CEO Behind 5,500% Stock Gain Says His Secret Is Raising Salaries
Masaru Tange, 46, says his business model is an attempt to remove inefficiencies in Japan's software industry.
Masaru Tange says the strategy that turned his company into one of Japan's best-performing stocks may be surprising: He buys smaller firms and boosts their workers' pay.
Tange's Shift Inc., a software tester, acquires other businesses near the bottom of the industry supply chain and raises their engineers' salaries. He says he's able to do this and still charge competitive prices by cutting out layers of companies that serve as middlemen in the outsourcing process. And having more workers leads to higher sales.
Shift's shares have risen more than 5,300% since it went public in 2014, the second-best performance on Tokyo's benchmark stock index. The company's market capitalization has surged to about $2.3 billion, pushing the value of Tange's 33% stake to about $745 million.
Tange, 46, says his business model is an attempt to remove inefficiencies in Japan's software industry, where layers of subcontractors take cuts on orders before passing the work to another company below. It's also, he says, a break from the M&A strategy of buying a business and looking to reduce costs.
"I have a strong urge to rescue these young employees," Tange, Shift's founder, president and chief executive officer, said in an interview. "I want to create a fair working environment through M&A."
Tange grew up in what he describes as an ordinary family in Hiroshima in southwestern Japan, where both his parents were civil servants. He established Shift in 2005 after majoring in mechanical engineering and spending more than five years working for a consulting firm.
Shift started out advising companies on how to improve profits. In 2009, it entered the software testing business.
Tange said he wanted to change engineers' perception that software testing was a second-rate job, including by paying them more money.
For example, for a service where the market price was 2 million yen ($18,320), Shift would charge 1.5 million yen. This would enable it to win customers. At the same time, it would raise the amount paid to the engineer to about 800,000 yen from 500,000 yen. It could do so, Tange said, by getting rid of middlemen.
Shift acquired Yusuke Sato's company in 2016. Since then, the software developer says his salary has jumped by more than 70%.
"Joining Shift was a huge turning point in my career," Sato said.
Shift has 3,308 engineers as permanent employees as of the end of February, up more than 14-fold from 228 at the end of November 2015. The company acquired at least 14 firms during that period.
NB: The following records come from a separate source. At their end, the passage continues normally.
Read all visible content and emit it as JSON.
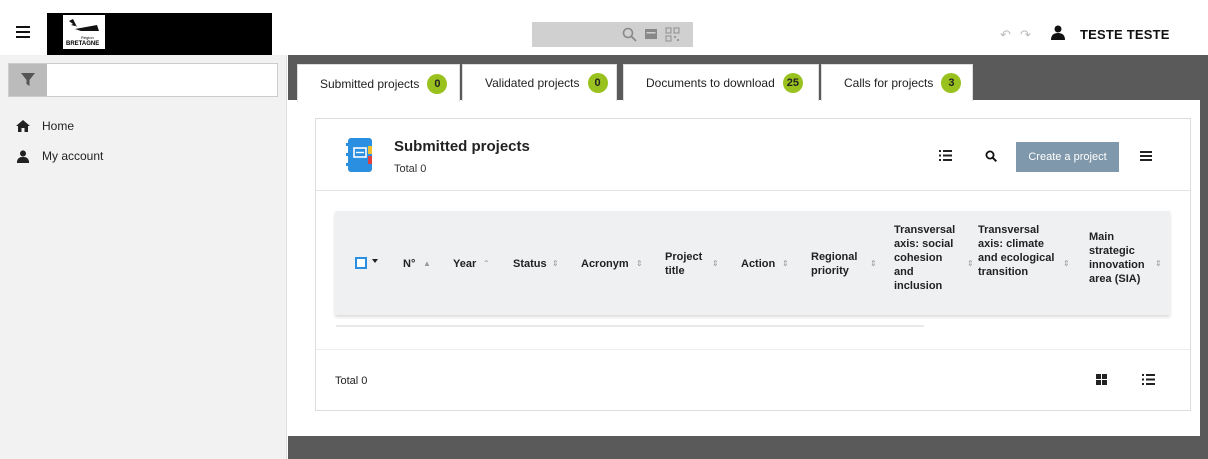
{
  "header": {
    "logo_text": "BRETAGNE",
    "logo_sub": "Région",
    "user_name": "TESTE TESTE",
    "icons": [
      "hamburger-icon",
      "search-icon",
      "card-icon",
      "qr-icon",
      "undo-icon",
      "redo-icon",
      "user-icon"
    ]
  },
  "sidebar": {
    "filter_placeholder": "",
    "items": [
      {
        "label": "Home",
        "icon": "home-icon"
      },
      {
        "label": "My account",
        "icon": "user-icon"
      }
    ]
  },
  "tabs": [
    {
      "label": "Submitted projects",
      "count": "0",
      "active": true
    },
    {
      "label": "Validated projects",
      "count": "0",
      "active": false
    },
    {
      "label": "Documents to download",
      "count": "25",
      "active": false
    },
    {
      "label": "Calls for projects",
      "count": "3",
      "active": false
    }
  ],
  "panel": {
    "title": "Submitted projects",
    "total": "Total 0",
    "create_button": "Create a project",
    "footer_total": "Total 0"
  },
  "table": {
    "columns": [
      "N°",
      "Year",
      "Status",
      "Acronym",
      "Project title",
      "Action",
      "Regional priority",
      "Transversal axis: social cohesion and inclusion",
      "Transversal axis: climate and ecological transition",
      "Main strategic innovation area (SIA)"
    ],
    "rows": []
  },
  "colors": {
    "badge": "#9ac21e",
    "create_button": "#8098ab",
    "main_bg": "#5a5a5a",
    "checkbox": "#2a8fe0"
  }
}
Increasing engineers leads directly to revenue growth because it enables the company to do more business, according to Go Saito, an analyst at Credit Suisse Group AG who initiated coverage on the stock in February with an outperform rating.
"Sales can be derived by multiplying the number of engineers and the unit price for engineers," Saito wrote in a report that month. "The company has already created a framework for the skills development of engineers, enabling it to cultivate high-quality human resources."
Revenue rose to 28.7 billion yen in the 12 months ended August 2020, more than triple the level three years earlier. Profit increased to 1.6 billion yen, compared to 208 million yen three years before. Shift forecasts that sales will jump to a record 45 billion yen this fiscal year.
Software engineers are underpaid in Japan compared to the US and there's a shortage of them, according to Saito. That's one reason why Shift's model of outsourcing software testing works, he said.
"We're the biggest in Japan in this area," Tange said. "I do see revenue reaching 100 billion yen," he said, referring to the company's goal for the fiscal year ending August 2025.
Shift's soaring shares haven't been immune to pullbacks. They've fallen about 22% from a record in October as investors sold high-growth technology stocks. Even after the drop, the company trades at about 87 times estimated earnings.
For veteran investor Mitsushige Akino, the stock may see more volatility in coming months and could fall in market downturns. But its "fundamentals are solid and Shift is making progress on the vision it laid out," the senior executive officer at Ichiyoshi Asset Management Co. said. "It won't be strange to see more buying of these types of shares if investors focus once more on growth stocks."
Credit Suisse's Saito says the key will be whether Shift is able to continue to increase its number of engineers.
Whether that will happen remains to be seen, but Tange, at least, isn't short of confidence.
"We're just getting started," he said.